Negociação resolveu conflito que se estendia há mais de uma década
O Tribunal de Justiça do Estado do Paraná (TJPR), por meio do projeto Mesa de Diálogos, viabilizou um acordo entre as operadoras do serviço de transporte público da Região Metropolitana de Curitiba (RMC) e o Governo do Estado do Paraná para a resolução de diversas demandas judiciais.
“No âmbito desta Corte, de acordo com o artigo 127-A do Regimento Interno, compete à Mesa de Diálogos estimular e buscar a autocomposição em feitos que tratem de conflitos coletivos lato sensu envolvendo a Administração Pública e seus servidores, além de conflitos com agentes públicos e/ou privados com impacto social, político, econômico e financeiro relevante”, explicou o coordenador do projeto, desembargador Hamilton Rafael Marins Schwartz.
Foram realizadas cinco audiências de mediação no Tribunal de Justiça do Estado do Paraná, durante um ano, contando com a participação de representantes da Agência de Assuntos Metropolitanos do Paraná (AMEP), do Sindicato das Empresas de Transporte Metropolitano de Passageiros da Região Metropolitana de Curitiba (METROSIN), da Associação Metrocard, do Ministério Público e da Procuradoria-Geral do Estado.
O acordo foi firmado com base em princípios de cooperação, economicidade e eficiência, demonstrando a viabilidade e legitimidade da autocomposição no âmbito da Administração Pública. Como resultado, haverá a extinção de cinco processos judiciais envolvendo o Poder Público sobre a prestação de serviço de transportes e as contraprestações devidas, incluindo duas ações civis públicas, além de resolver controvérsias administrativas ainda não judicializadas.
Houve renúncia de crédito por ambas as partes, com a previsão de um novo gerenciamento financeiro, contribuindo para a sustentabilidade do sistema e para a melhoria contínua dos serviços oferecidos à população.
Na negociação, também se discutiu o sistema de bilhetagem eletrônica, a gestão de valores pagos pelos usuários e os respectivos mecanismos de controle e fiscalização dessas transações, além da possibilidade de reversão da frota atual para o Estado mediante indenização.
O acordo definiu, ainda, as condições para a utilização da nova frota de 115 veículos entregues pelo Estado no dia 25 de novembro, conforme notícia divulgada no site do Governo. “Ademais, como condição de validade, houve o compromisso pela viabilização do seguimento do procedimento licitório por parte do Estado do Paraná, com a segurança de que serviços continuarão sendo prestados normalmente até que o novo procedimento se conclua”, explicou o desembargador.
O acordo foi referendado pelo governador do Estado do Paraná, pelo Conselho Superior do Ministério Público, pelo Conselho Superior da Procuradoria-Geral do Estado, pelas assembleias do Sindicato das Empresas de Transporte Metropolitano de Passageiros da Região Metropolitana de Curitiba (METROSIN) e da Associação Metrocard.
Participaram das discussões: o desembargador Hamilton Rafael Marins Schwartz como facilitador; o procurador-geral do Estado, Luciano Borges; os procuradores Carolina Kummer Trevisan e Felipe Barreto Frias; o diretor-geral da Casa Civil do Paraná, Maiquel Guilherme Zimann; e os promotores de Justiça Marcelo Salomão Czelusniak, Daniela Saviani Lemos e Daniel Pedro Lourenço.
Autocomposição
A partir da Resolução nº 125/2010, o Conselho Nacional de Justiça (CNJ) criou a Política Judiciária Nacional de tratamento adequado dos conflitos de interesses no âmbito do Poder Judiciário, com o objetivo de consolidar uma política pública permanente de incentivo e aperfeiçoamento dos mecanismos consensuais de solução de litígios.

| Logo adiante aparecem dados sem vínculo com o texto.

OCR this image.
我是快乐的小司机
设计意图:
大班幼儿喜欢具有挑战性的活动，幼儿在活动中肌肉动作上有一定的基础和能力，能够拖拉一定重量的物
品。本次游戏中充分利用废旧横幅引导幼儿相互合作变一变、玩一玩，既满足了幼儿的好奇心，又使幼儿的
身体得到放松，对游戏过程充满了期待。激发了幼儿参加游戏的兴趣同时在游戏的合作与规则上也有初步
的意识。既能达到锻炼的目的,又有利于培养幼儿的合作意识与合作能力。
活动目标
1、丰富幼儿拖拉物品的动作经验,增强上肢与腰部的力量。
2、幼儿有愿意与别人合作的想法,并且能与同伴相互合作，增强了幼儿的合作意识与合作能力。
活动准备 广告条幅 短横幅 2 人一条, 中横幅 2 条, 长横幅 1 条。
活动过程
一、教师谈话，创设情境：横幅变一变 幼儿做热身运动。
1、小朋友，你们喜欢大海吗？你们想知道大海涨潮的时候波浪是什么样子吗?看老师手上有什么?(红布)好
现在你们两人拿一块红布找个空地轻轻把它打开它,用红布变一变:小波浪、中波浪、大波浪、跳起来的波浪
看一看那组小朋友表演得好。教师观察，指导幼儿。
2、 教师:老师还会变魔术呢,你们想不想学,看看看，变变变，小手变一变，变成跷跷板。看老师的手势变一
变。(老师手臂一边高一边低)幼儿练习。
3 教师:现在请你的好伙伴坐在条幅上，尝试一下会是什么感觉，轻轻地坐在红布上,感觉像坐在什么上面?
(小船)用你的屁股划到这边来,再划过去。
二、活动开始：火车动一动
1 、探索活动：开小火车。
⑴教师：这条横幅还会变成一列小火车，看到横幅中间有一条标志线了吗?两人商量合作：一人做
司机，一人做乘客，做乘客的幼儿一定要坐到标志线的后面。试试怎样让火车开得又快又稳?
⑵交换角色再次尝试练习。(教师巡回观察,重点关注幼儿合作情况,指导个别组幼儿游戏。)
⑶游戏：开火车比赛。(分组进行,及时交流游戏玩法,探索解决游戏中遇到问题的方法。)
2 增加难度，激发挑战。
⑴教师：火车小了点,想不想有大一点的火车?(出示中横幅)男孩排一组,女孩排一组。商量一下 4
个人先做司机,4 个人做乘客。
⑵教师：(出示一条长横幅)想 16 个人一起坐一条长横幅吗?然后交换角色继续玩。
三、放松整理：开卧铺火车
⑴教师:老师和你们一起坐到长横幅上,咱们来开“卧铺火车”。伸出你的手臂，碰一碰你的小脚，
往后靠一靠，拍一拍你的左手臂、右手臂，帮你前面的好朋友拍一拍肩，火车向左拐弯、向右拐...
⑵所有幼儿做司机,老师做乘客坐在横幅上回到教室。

Da mesma forma, a Estratégia Nacional do Poder Judiciário 2021-2026 elenca como macrodesafio a prevenção de litígios e adoção de soluções consensuais para os conflitos, referente ao fomento de meios extrajudiciais para prevenção e para resolução negociada de conflitos, com a participação ativa do cidadão, envolvendo ainda as parcerias entre os Poderes a fim de destravar controvérsias.
No mesmo sentido, o Código de Processo Civil prevê que os métodos de solução consensual dos conflitos devem ser estimulados por todos os integrantes do sistema de justiça, inclusive no curso do processo judicial.
“Ao incentivar a autocomposição, o Tribunal contribui para a redução da litigiosidade e para o fortalecimento da cultura de resolução pacífica de conflitos, alinhando-se às melhores práticas de governança pública. A aprovação do acordo por todos os envolvidos representa um avanço significativo na resolução de um conflito que se estendia há mais de uma década, reforçando o compromisso do TJPR com soluções inovadoras e eficientes para demandas de grande relevância social”, afirmou o desembargador Hamilton.